Even as I said the words, I could feel the guilt gnawing at my stomach. Though Leigh and I didn’t know each other well, I knew I should be telling Camille to bury the story. I should be telling her to plaster whatever she needed to on all the sites she could find. I should be saving Leigh from the internet, not using her to escape.

And yet, I couldn’t get the words out.

“Camille,” I said with a sigh. “I don’t know what else to do here. I need something to keep the spotlight off of the company and this is the story that will do exactly that.”

“Why don’t you take a second to talk to her and find out if she is even okay with being used like this?”

“She’ll be fine. It’s her brother’s company.”

“Your funeral,” Camille said before the line went dead.

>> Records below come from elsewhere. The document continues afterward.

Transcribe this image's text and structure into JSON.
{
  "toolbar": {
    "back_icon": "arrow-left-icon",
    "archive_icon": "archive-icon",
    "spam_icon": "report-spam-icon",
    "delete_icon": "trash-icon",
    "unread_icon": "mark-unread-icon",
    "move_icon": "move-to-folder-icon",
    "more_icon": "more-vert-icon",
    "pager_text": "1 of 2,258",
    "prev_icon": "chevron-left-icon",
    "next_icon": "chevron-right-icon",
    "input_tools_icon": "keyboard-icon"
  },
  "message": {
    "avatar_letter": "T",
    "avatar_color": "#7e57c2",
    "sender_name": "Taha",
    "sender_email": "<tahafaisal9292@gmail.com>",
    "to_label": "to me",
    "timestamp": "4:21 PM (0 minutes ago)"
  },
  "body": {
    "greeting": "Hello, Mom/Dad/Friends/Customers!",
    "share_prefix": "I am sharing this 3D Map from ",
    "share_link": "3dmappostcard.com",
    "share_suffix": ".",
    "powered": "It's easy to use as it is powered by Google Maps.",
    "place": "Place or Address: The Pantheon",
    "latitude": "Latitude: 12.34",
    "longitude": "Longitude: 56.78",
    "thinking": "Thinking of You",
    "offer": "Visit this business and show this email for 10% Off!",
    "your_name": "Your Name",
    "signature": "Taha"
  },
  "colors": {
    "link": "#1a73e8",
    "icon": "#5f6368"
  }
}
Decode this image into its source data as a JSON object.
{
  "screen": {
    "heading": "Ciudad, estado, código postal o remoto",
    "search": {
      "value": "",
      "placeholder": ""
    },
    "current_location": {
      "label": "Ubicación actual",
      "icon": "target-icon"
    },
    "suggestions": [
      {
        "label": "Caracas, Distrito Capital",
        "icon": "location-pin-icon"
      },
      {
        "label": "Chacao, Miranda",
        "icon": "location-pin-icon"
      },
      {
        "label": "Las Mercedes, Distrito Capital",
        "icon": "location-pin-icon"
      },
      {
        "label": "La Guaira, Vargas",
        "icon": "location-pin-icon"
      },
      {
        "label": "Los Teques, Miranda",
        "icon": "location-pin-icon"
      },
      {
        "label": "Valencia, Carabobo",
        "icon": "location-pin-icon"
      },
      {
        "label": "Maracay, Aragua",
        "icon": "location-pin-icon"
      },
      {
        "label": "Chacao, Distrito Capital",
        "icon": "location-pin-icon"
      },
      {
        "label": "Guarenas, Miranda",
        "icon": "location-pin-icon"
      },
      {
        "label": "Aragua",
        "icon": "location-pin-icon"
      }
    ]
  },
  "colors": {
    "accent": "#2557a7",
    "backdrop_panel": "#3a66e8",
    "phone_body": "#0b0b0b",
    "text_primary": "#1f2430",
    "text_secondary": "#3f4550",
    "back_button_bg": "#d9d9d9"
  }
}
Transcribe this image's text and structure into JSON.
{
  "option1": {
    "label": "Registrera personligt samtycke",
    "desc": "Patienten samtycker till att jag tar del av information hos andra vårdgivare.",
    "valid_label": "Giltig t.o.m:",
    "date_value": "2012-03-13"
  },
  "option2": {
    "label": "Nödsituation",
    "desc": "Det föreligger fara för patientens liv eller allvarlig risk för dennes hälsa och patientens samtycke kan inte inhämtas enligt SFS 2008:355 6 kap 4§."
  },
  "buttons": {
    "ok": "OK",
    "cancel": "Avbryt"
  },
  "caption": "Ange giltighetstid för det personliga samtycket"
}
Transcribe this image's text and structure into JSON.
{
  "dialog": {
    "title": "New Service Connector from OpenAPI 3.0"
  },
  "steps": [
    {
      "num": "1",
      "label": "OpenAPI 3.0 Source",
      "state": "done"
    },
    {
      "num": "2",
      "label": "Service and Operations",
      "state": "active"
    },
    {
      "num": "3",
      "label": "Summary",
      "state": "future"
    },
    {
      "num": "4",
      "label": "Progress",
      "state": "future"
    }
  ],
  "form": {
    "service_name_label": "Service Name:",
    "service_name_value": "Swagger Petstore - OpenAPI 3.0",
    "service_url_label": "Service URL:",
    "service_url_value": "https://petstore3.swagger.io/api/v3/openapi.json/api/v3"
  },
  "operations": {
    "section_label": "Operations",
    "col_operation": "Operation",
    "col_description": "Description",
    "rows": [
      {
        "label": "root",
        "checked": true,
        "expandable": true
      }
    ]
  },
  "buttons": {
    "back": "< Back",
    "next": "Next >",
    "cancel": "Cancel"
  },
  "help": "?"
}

I ran a hand through my hair as I stared at the dark clouds rolling in across the horizon. Another storm would be over us in a matter of hours and I could only hope that the power went out before Leigh saw the pictures of us.

However, when I walked back into the bedroom and saw her sitting with her phone in hand, her full lips set into a hard line, I knew that she had already seen the first of the stories. Leigh didn’t look at me, her large brown eyes still staring at the screen.

There were two ways that I could deal with this. I could admit to knowing nothing and hope that she believed me, or I could come clean about what I said to Camille.

“What are you looking at?” I asked as I sat on the bed, leaning against the headboard. “You look like you’re going to be sick.”

“Did you know about this?” she asked, her tone cold and detached. Her eyes flickered up at me, a distant look in them. “Tell me that you didn’t know about this.”

“Not until they were posted.”

“What is that supposed to mean?”

“Camille handles our PR. She gave me a call a few minutes ago and told me that pictures of us in the grocery store were circulating online. I haven’t seen any of them yet.”

“Have you seen what they’re saying about me?”